Newton Emerson notes that the art of PR as practised by some ex hacks is not condusive to growing trust in a number of institutions where the earning of public trust is crucial to both short and long term success. He singles out the PSNI press office for seriously overstepping the bounds of their remit:
The PSNI press office is full of people who know how to trip journalists up with sneaky tricks such as sabotaging interviews or deliberately dragging out deadlines. One of the first things bereaved relatives are told following a murder in Northern Ireland is not to speak to the press. I am aware of one instance where a family was instructed not to speak to journalists from a specific programme.
But expecting journalists to sustain rote hagiography over the medium to long term is unlikely to produce desirable results, least of all for the police themselves:
It does not seem to have occurred to the press office that acceptance of policing is ultimately based on credibility and this is undermined by corporate puff-pieces and evasive statements. An open approach to the mistakes of the past moved us into a new policing era. That progress could easily be undone by a closed approach to mistakes in the present.
He notes that not all journalists are treated the same. One journalist, that the Deputy First Minister (bit acting the part of rapscallion himself) referred to as ‘the biggest rascal in Northern Ireland’ on his own television show last weekend, strikes sufficient fear even into the PSNI press office to actually get answers to questions it refuses other mere mortals:
Several months ago I called the PSNI press office for information on the progress of a particular investigation and was given the classic response: “We can’t comment on individual cases.” But a few hours later the press office answered an identical request from the Stephen Nolan Show. It is a credit to Mr Nolan that he can make enough trouble to frighten the PSNI press office into doing its job. But it is no credit to the PSNI that its communications policy is determined on this basis.

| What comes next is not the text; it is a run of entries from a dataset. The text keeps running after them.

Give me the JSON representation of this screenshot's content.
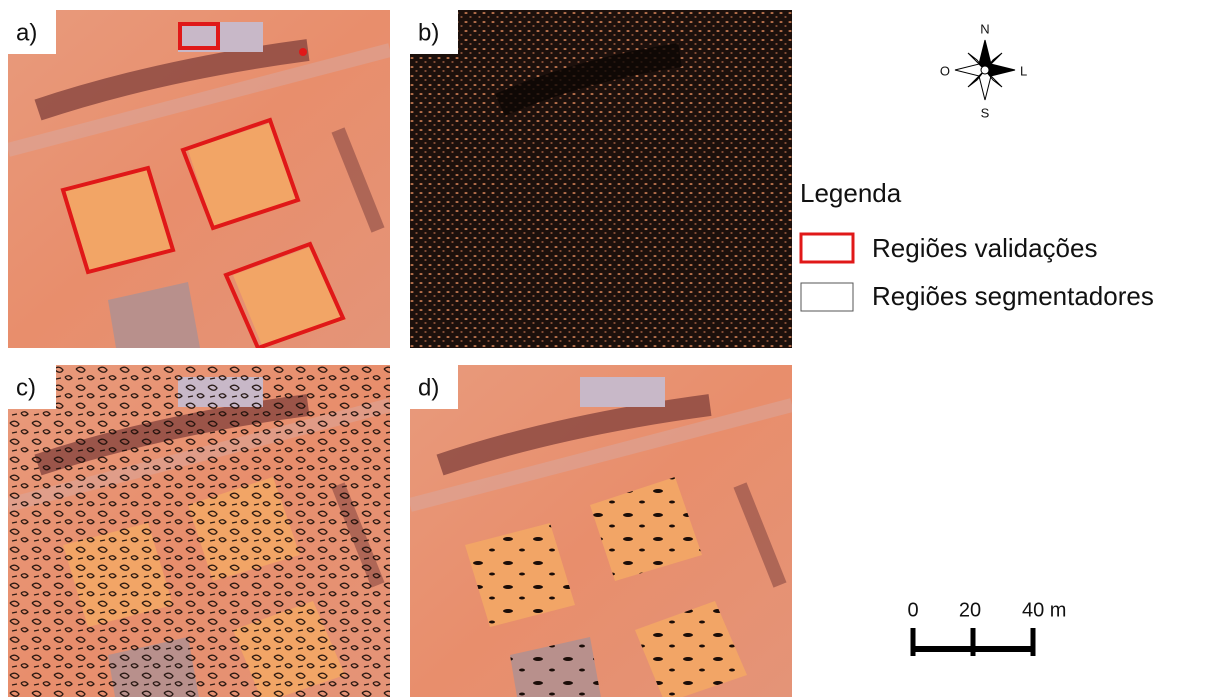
{
  "panels": [
    {
      "label": "a)"
    },
    {
      "label": "b)"
    },
    {
      "label": "c)"
    },
    {
      "label": "d)"
    }
  ],
  "compass": {
    "north": "N",
    "south": "S",
    "west": "O",
    "east": "L"
  },
  "legend": {
    "title": "Legenda",
    "items": [
      "Regiões validações",
      "Regiões segmentadores"
    ]
  },
  "scale_bar": {
    "labels": [
      "0",
      "20",
      "40 m"
    ]
  }
}
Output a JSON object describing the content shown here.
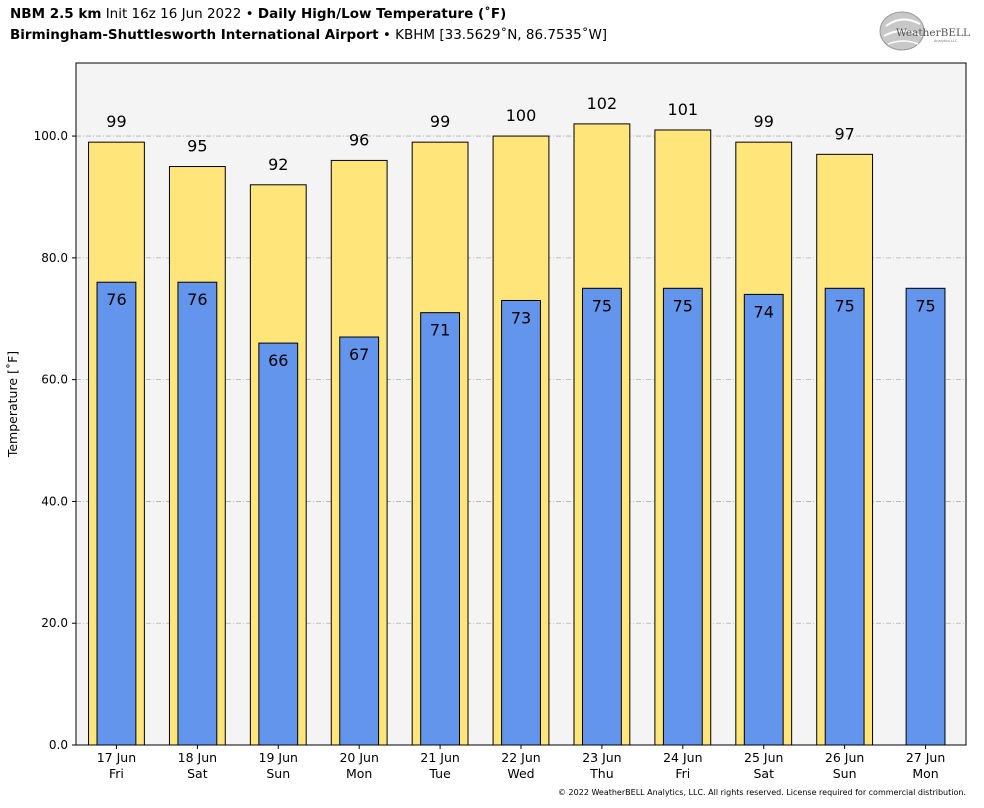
{
  "header": {
    "model": "NBM 2.5 km",
    "init": "Init 16z 16 Jun 2022",
    "bullet": "•",
    "product": "Daily High/Low Temperature (˚F)",
    "station": "Birmingham-Shuttlesworth International Airport",
    "station_info": "KBHM [33.5629˚N, 86.7535˚W]"
  },
  "logo": {
    "text_main": "WeatherBELL",
    "text_sub": "Analytics LLC"
  },
  "copyright": "© 2022 WeatherBELL Analytics, LLC. All rights reserved. License required for commercial distribution.",
  "colors": {
    "high": "#ffe57a",
    "low": "#6495ed",
    "plot_bg": "#f4f4f4",
    "grid": "#b0b0b0"
  },
  "chart_data": {
    "type": "bar",
    "categories": [
      "17 Jun",
      "18 Jun",
      "19 Jun",
      "20 Jun",
      "21 Jun",
      "22 Jun",
      "23 Jun",
      "24 Jun",
      "25 Jun",
      "26 Jun",
      "27 Jun"
    ],
    "weekdays": [
      "Fri",
      "Sat",
      "Sun",
      "Mon",
      "Tue",
      "Wed",
      "Thu",
      "Fri",
      "Sat",
      "Sun",
      "Mon"
    ],
    "series": [
      {
        "key": "high",
        "values": [
          99,
          95,
          92,
          96,
          99,
          100,
          102,
          101,
          99,
          97,
          null
        ],
        "labels": [
          "99",
          "95",
          "92",
          "96",
          "99",
          "100",
          "102",
          "101",
          "99",
          "97",
          ""
        ]
      },
      {
        "key": "low",
        "values": [
          76,
          76,
          66,
          67,
          71,
          73,
          75,
          75,
          74,
          75,
          75
        ],
        "labels": [
          "76",
          "76",
          "66",
          "67",
          "71",
          "73",
          "75",
          "75",
          "74",
          "75",
          "75"
        ]
      }
    ],
    "ylabel": "Temperature [˚F]",
    "ylim": [
      0,
      112
    ],
    "yticks": [
      0,
      20,
      40,
      60,
      80,
      100
    ],
    "ytick_labels": [
      "0.0",
      "20.0",
      "40.0",
      "60.0",
      "80.0",
      "100.0"
    ],
    "grid": true
  }
}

The NIO, Emerson argues, is following suite:
Similar work is also under way at the NIO press office, where former journalists are running a very successful campaign to keep Ian Paisley away from the cameras in case his current mood of unpredictable sentimentality alarms the DUP grassroots. NIO press officers are assisted in this task by former DUP party workers who are now employed as taxpayer-funded ‘official advisers’, creating a seamless join between official and party-political news management.
And he concludes:
None of this might seem new after 10 years of New Labour but it is new to post-St Andrews Northern Ireland, where an entire political system is still bedding in. Putting that system into bed with such an accomplished seducer of the press is asking for trouble. If the cosiness between officials, politicians and journalists becomes any more obvious, it may well be a frustrated public that decides this was not part of the deal.